Dodam również, że posiadam dwa monitory.

No i niestety w tym czasie zaczęło coś szwankować. W pierwszym tygodniu (po około 6-7 dniach od bycia włączonym non-stop), komputer resetował mi się podczas grania w GTA V. Myślałem, że może tutaj chodzić o zasilacz, który ma tylko 550W i kiedyś mi bodajże yojo tutaj mówił, że to na styk.
W kolejnych tygodniach komputer zaczął się wyłączać nawet sekundę po loadingu wczytującym mapę gry w GTA. Dalej nic z tym nie robiłem, lecz raz wyłączyłem kompa na noc. Nie poskutkowało.

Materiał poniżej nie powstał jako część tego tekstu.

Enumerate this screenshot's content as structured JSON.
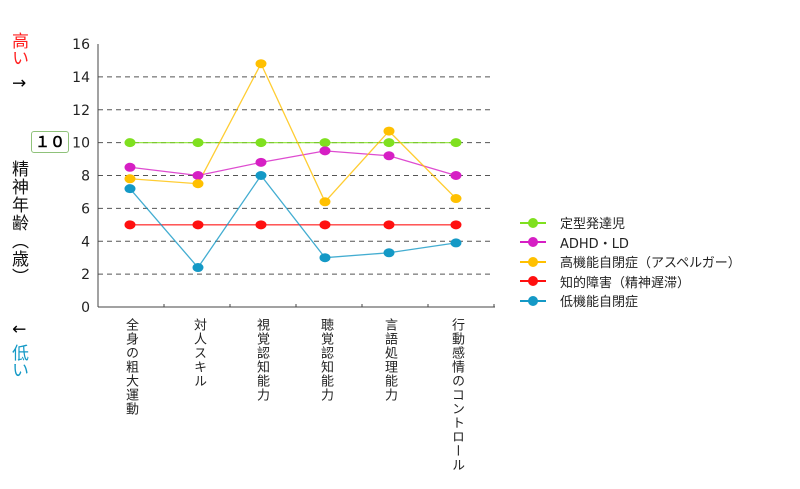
{
  "chart_data": {
    "type": "line",
    "title": "",
    "ylabel": "精神年齢（歳）",
    "y_high_label": "高い",
    "y_low_label": "低い",
    "arrow_up": "↑",
    "arrow_down": "↓",
    "ylim": [
      0,
      16
    ],
    "yticks": [
      "0",
      "2",
      "4",
      "6",
      "8",
      "10",
      "12",
      "14",
      "16"
    ],
    "highlight_tick": "１０",
    "grid": true,
    "legend_position": "right",
    "categories": [
      "全身の粗大運動",
      "対人スキル",
      "視覚認知能力",
      "聴覚認知能力",
      "言語処理能力",
      "行動感情のコントロール"
    ],
    "series": [
      {
        "name": "定型発達児",
        "color": "#7fe01f",
        "values": [
          10,
          10,
          10,
          10,
          10,
          10
        ]
      },
      {
        "name": "ADHD・LD",
        "color": "#d61fc4",
        "values": [
          8.5,
          8.0,
          8.8,
          9.5,
          9.2,
          8.0
        ]
      },
      {
        "name": "高機能自閉症（アスペルガー）",
        "color": "#ffc000",
        "values": [
          7.8,
          7.5,
          14.8,
          6.4,
          10.7,
          6.6
        ]
      },
      {
        "name": "知的障害（精神遅滞）",
        "color": "#ff1010",
        "values": [
          5,
          5,
          5,
          5,
          5,
          5
        ]
      },
      {
        "name": "低機能自閉症",
        "color": "#1499c6",
        "values": [
          7.2,
          2.4,
          8.0,
          3.0,
          3.3,
          3.9
        ]
      }
    ]
  }
}
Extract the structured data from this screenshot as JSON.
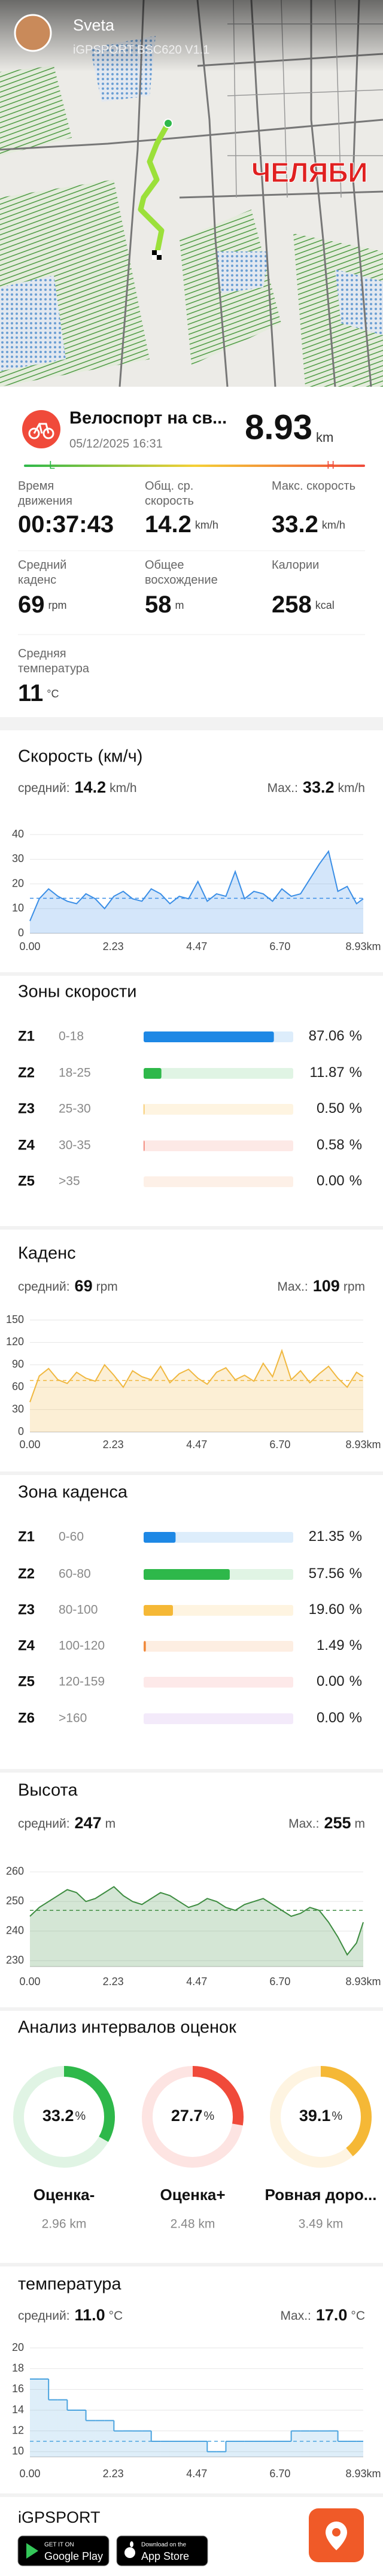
{
  "map": {
    "user": "Sveta",
    "device": "iGPSPORT BSC620 V1.1",
    "city": "ЧЕЛЯБИ"
  },
  "activity": {
    "title": "Велоспорт на св...",
    "date": "05/12/2025 16:31",
    "distance": "8.93",
    "unit": "km",
    "low": "L",
    "high": "H"
  },
  "stats": [
    {
      "label": "Время движения",
      "value": "00:37:43"
    },
    {
      "label": "Общ. ср. скорость",
      "value": "14.2",
      "unit": "km/h"
    },
    {
      "label": "Макс. скорость",
      "value": "33.2",
      "unit": "km/h"
    },
    {
      "label": "Средний каденс",
      "value": "69",
      "unit": "rpm"
    },
    {
      "label": "Общее восхождение",
      "value": "58",
      "unit": "m"
    },
    {
      "label": "Калории",
      "value": "258",
      "unit": "kcal"
    },
    {
      "label": "Средняя температура",
      "value": "11",
      "unit": "°C"
    }
  ],
  "chart_data": [
    {
      "type": "area",
      "title": "Скорость (км/ч)",
      "avg_label": "средний:",
      "avg": 14.2,
      "max_label": "Max.:",
      "max": 33.2,
      "unit": "km/h",
      "grid": true,
      "x": [
        0,
        0.25,
        0.5,
        0.75,
        1,
        1.25,
        1.5,
        1.75,
        2,
        2.25,
        2.5,
        2.75,
        3,
        3.25,
        3.5,
        3.75,
        4,
        4.25,
        4.5,
        4.75,
        5,
        5.25,
        5.5,
        5.75,
        6,
        6.25,
        6.5,
        6.75,
        7,
        7.25,
        7.5,
        7.75,
        8,
        8.25,
        8.5,
        8.75,
        8.93
      ],
      "series": [
        {
          "color": "#3a8ee6",
          "values": [
            5,
            14,
            18,
            15,
            13,
            12,
            16,
            14,
            10,
            15,
            17,
            14,
            13,
            18,
            16,
            12,
            15,
            14,
            21,
            13,
            16,
            15,
            25,
            14,
            17,
            16,
            13,
            18,
            15,
            16,
            22,
            28,
            33.2,
            17,
            19,
            12,
            14
          ]
        }
      ],
      "xlim": [
        0,
        8.93
      ],
      "xticks": [
        {
          "value": 0,
          "label": "0.00"
        },
        2.23,
        4.47,
        {
          "value": 6.7,
          "label": "6.70"
        },
        {
          "value": 8.93,
          "label": "8.93km"
        }
      ],
      "ylim": [
        0,
        41
      ],
      "yticks": [
        0,
        10,
        20,
        30,
        40
      ]
    },
    {
      "type": "area",
      "title": "Каденс",
      "avg_label": "средний:",
      "avg": 69,
      "max_label": "Max.:",
      "max": 109,
      "unit": "rpm",
      "grid": true,
      "x": [
        0,
        0.25,
        0.5,
        0.75,
        1,
        1.25,
        1.5,
        1.75,
        2,
        2.25,
        2.5,
        2.75,
        3,
        3.25,
        3.5,
        3.75,
        4,
        4.25,
        4.5,
        4.75,
        5,
        5.25,
        5.5,
        5.75,
        6,
        6.25,
        6.5,
        6.75,
        7,
        7.25,
        7.5,
        7.75,
        8,
        8.25,
        8.5,
        8.75,
        8.93
      ],
      "series": [
        {
          "color": "#f0b840",
          "values": [
            40,
            75,
            85,
            70,
            65,
            80,
            72,
            68,
            90,
            76,
            60,
            82,
            74,
            70,
            88,
            66,
            78,
            84,
            72,
            64,
            80,
            86,
            70,
            76,
            68,
            92,
            74,
            109,
            70,
            82,
            66,
            78,
            88,
            72,
            60,
            80,
            74
          ]
        }
      ],
      "xlim": [
        0,
        8.93
      ],
      "xticks": [
        {
          "value": 0,
          "label": "0.00"
        },
        2.23,
        4.47,
        {
          "value": 6.7,
          "label": "6.70"
        },
        {
          "value": 8.93,
          "label": "8.93km"
        }
      ],
      "ylim": [
        0,
        150
      ],
      "yticks": [
        0,
        30,
        60,
        90,
        120,
        150
      ]
    },
    {
      "type": "area",
      "title": "Высота",
      "avg_label": "средний:",
      "avg": 247,
      "max_label": "Max.:",
      "max": 255,
      "unit": "m",
      "grid": true,
      "x": [
        0,
        0.25,
        0.5,
        0.75,
        1,
        1.25,
        1.5,
        1.75,
        2,
        2.25,
        2.5,
        2.75,
        3,
        3.25,
        3.5,
        3.75,
        4,
        4.25,
        4.5,
        4.75,
        5,
        5.25,
        5.5,
        5.75,
        6,
        6.25,
        6.5,
        6.75,
        7,
        7.25,
        7.5,
        7.75,
        8,
        8.25,
        8.5,
        8.75,
        8.93
      ],
      "series": [
        {
          "color": "#3d8c40",
          "values": [
            245,
            248,
            250,
            252,
            254,
            253,
            250,
            251,
            253,
            255,
            252,
            250,
            249,
            251,
            253,
            252,
            250,
            248,
            249,
            251,
            250,
            248,
            247,
            249,
            250,
            251,
            249,
            247,
            245,
            246,
            248,
            247,
            243,
            238,
            232,
            236,
            243
          ]
        }
      ],
      "xlim": [
        0,
        8.93
      ],
      "xticks": [
        {
          "value": 0,
          "label": "0.00"
        },
        2.23,
        4.47,
        {
          "value": 6.7,
          "label": "6.70"
        },
        {
          "value": 8.93,
          "label": "8.93km"
        }
      ],
      "ylim": [
        228,
        262
      ],
      "yticks": [
        230,
        240,
        250,
        260
      ]
    },
    {
      "type": "step",
      "title": "температура",
      "avg_label": "средний:",
      "avg": {
        "value": 11,
        "label": "11.0"
      },
      "max_label": "Max.:",
      "max": {
        "value": 17,
        "label": "17.0"
      },
      "unit": "°C",
      "grid": true,
      "x": [
        0,
        0.25,
        0.5,
        0.75,
        1,
        1.25,
        1.5,
        1.75,
        2,
        2.25,
        2.5,
        2.75,
        3,
        3.25,
        3.5,
        3.75,
        4,
        4.25,
        4.5,
        4.75,
        5,
        5.25,
        5.5,
        5.75,
        6,
        6.25,
        6.5,
        6.75,
        7,
        7.25,
        7.5,
        7.75,
        8,
        8.25,
        8.5,
        8.75,
        8.93
      ],
      "series": [
        {
          "color": "#4aa3df",
          "values": [
            17,
            17,
            15,
            15,
            14,
            14,
            13,
            13,
            13,
            12,
            12,
            12,
            12,
            11,
            11,
            11,
            11,
            11,
            11,
            10,
            10,
            11,
            11,
            11,
            11,
            11,
            11,
            11,
            12,
            12,
            12,
            12,
            12,
            11,
            11,
            11,
            11
          ]
        }
      ],
      "xlim": [
        0,
        8.93
      ],
      "xticks": [
        {
          "value": 0,
          "label": "0.00"
        },
        2.23,
        4.47,
        {
          "value": 6.7,
          "label": "6.70"
        },
        {
          "value": 8.93,
          "label": "8.93km"
        }
      ],
      "ylim": [
        9.5,
        20
      ],
      "yticks": [
        10,
        12,
        14,
        16,
        18,
        20
      ]
    }
  ],
  "speed_zones": {
    "title": "Зоны скорости",
    "unit": "%",
    "rows": [
      {
        "zone": "Z1",
        "range": "0-18",
        "value": 87.06,
        "value_label": "87.06",
        "color": "#1e88e5"
      },
      {
        "zone": "Z2",
        "range": "18-25",
        "value": 11.87,
        "value_label": "11.87",
        "color": "#2eb84a"
      },
      {
        "zone": "Z3",
        "range": "25-30",
        "value": 0.5,
        "value_label": "0.50",
        "color": "#f5b836"
      },
      {
        "zone": "Z4",
        "range": "30-35",
        "value": 0.58,
        "value_label": "0.58",
        "color": "#f06a5a"
      },
      {
        "zone": "Z5",
        "range": ">35",
        "value": 0,
        "value_label": "0.00",
        "color": "#f09a60"
      }
    ]
  },
  "cadence_zones": {
    "title": "Зона каденса",
    "unit": "%",
    "rows": [
      {
        "zone": "Z1",
        "range": "0-60",
        "value": 21.35,
        "value_label": "21.35",
        "color": "#1e88e5"
      },
      {
        "zone": "Z2",
        "range": "60-80",
        "value": 57.56,
        "value_label": "57.56",
        "color": "#2eb84a"
      },
      {
        "zone": "Z3",
        "range": "80-100",
        "value": 19.6,
        "value_label": "19.60",
        "color": "#f5b836"
      },
      {
        "zone": "Z4",
        "range": "100-120",
        "value": 1.49,
        "value_label": "1.49",
        "color": "#f08a3c"
      },
      {
        "zone": "Z5",
        "range": "120-159",
        "value": 0,
        "value_label": "0.00",
        "color": "#f06a6a"
      },
      {
        "zone": "Z6",
        "range": ">160",
        "value": 0,
        "value_label": "0.00",
        "color": "#b070e0"
      }
    ]
  },
  "intervals": {
    "title": "Анализ интервалов оценок",
    "unit": "%",
    "items": [
      {
        "name": "Оценка-",
        "value": 33.2,
        "distance": "2.96 km",
        "color": "#2eb84a"
      },
      {
        "name": "Оценка+",
        "value": 27.7,
        "distance": "2.48 km",
        "color": "#f04a3a"
      },
      {
        "name": "Ровная доро...",
        "value": 39.1,
        "distance": "3.49 km",
        "color": "#f5b836"
      }
    ]
  },
  "footer": {
    "brand": "iGPSPORT",
    "google_top": "GET IT ON",
    "google": "Google Play",
    "apple_top": "Download on the",
    "apple": "App Store"
  }
}
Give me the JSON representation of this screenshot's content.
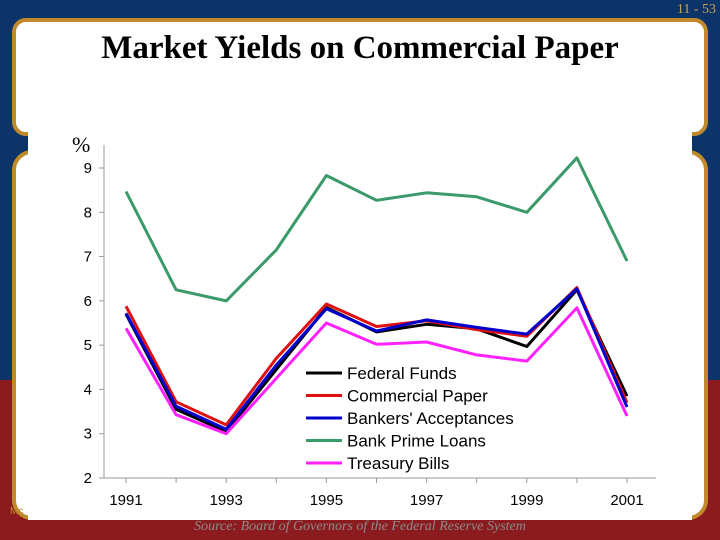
{
  "slide": {
    "title": "Market Yields on Commercial Paper",
    "page_number": "11 - 53",
    "left_text": "Mc",
    "source": "Source: Board of Governors of the Federal Reserve System",
    "unit_label": "%"
  },
  "chart_data": {
    "type": "line",
    "title": "Market Yields on Commercial Paper",
    "ylabel": "%",
    "ylim": [
      2,
      9
    ],
    "xlim": [
      1991,
      2001
    ],
    "x": [
      1991,
      1992,
      1993,
      1994,
      1995,
      1996,
      1997,
      1998,
      1999,
      2000,
      2001
    ],
    "x_tick_labels": [
      "1991",
      "1993",
      "1995",
      "1997",
      "1999",
      "2001"
    ],
    "y_tick_labels": [
      "2",
      "3",
      "4",
      "5",
      "6",
      "7",
      "8",
      "9"
    ],
    "legend_position": "center-bottom",
    "series": [
      {
        "name": "Federal Funds",
        "color": "#000000",
        "values": [
          5.7,
          3.55,
          3.05,
          4.45,
          5.85,
          5.3,
          5.47,
          5.37,
          4.97,
          6.25,
          3.85
        ]
      },
      {
        "name": "Commercial Paper",
        "color": "#e01010",
        "values": [
          5.88,
          3.72,
          3.2,
          4.7,
          5.93,
          5.42,
          5.55,
          5.35,
          5.2,
          6.3,
          3.7
        ]
      },
      {
        "name": "Bankers' Acceptances",
        "color": "#0000cc",
        "values": [
          5.72,
          3.62,
          3.1,
          4.55,
          5.82,
          5.32,
          5.57,
          5.4,
          5.25,
          6.27,
          3.6
        ]
      },
      {
        "name": "Bank Prime Loans",
        "color": "#3a9a6a",
        "values": [
          8.47,
          6.25,
          6.0,
          7.15,
          8.83,
          8.27,
          8.44,
          8.35,
          8.0,
          9.23,
          6.9
        ]
      },
      {
        "name": "Treasury Bills",
        "color": "#ff22ff",
        "values": [
          5.38,
          3.43,
          3.0,
          4.25,
          5.5,
          5.02,
          5.07,
          4.78,
          4.64,
          5.84,
          3.4
        ]
      }
    ]
  }
}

Po trzech tygodniach spróbowałem wyrenderować film (tak, renderuję filmy, w Adobe Premiere Pro). Po około minucie zresetował mi się komputer i pomyślałem, że jednak może to być coś poważniejszego. Zacząłem już wtedy normalnie wyłączać kompa. W dzień w którym miałem iść do tego samego serwisu pobrałem MSI Afterburner i co ciekawe, podczas gry w GTA V temperatura dochodziła do 80-85 stopni, zaś podczas renderowania do 100 stopni - dodam, że od kiedy sprawdzam temperatury, nie resetuje mi się już komputer, o dziwo. Ale najpewniej resetował się przez takie temperatury.

Oddałem kompa do serwisu, oni wykluczyli możliwość złej pasty lub ich błędu, chociaż się upierałem, że od tamtego momentu to się działo. Przyjęli kompa, dzień później nie stwierdzili nic dziwnego. Pokazali, że w benchmarkach temperatura dochodzi do 75-80 stopni (według programu Core Temp) i to nic wielkiego. Na miejscu włączyłem im rendering i zauważyli te 98-99 stopni. Powiedzieli, że nie wiedzą czego to może być wina, być może przegrzałem procesor przy renderowaniu (dodam, że renderowanie wykorzystuje mi 80-100% użycia CPU). Ja powiedziałem że od czterech lat tak renderuję (tak, GPU wspomaga mi render) i nic się nie działo. Powiedzieli, bym za kilka dni oddał raz jeszcze kompa, oni wymienią system na nowy.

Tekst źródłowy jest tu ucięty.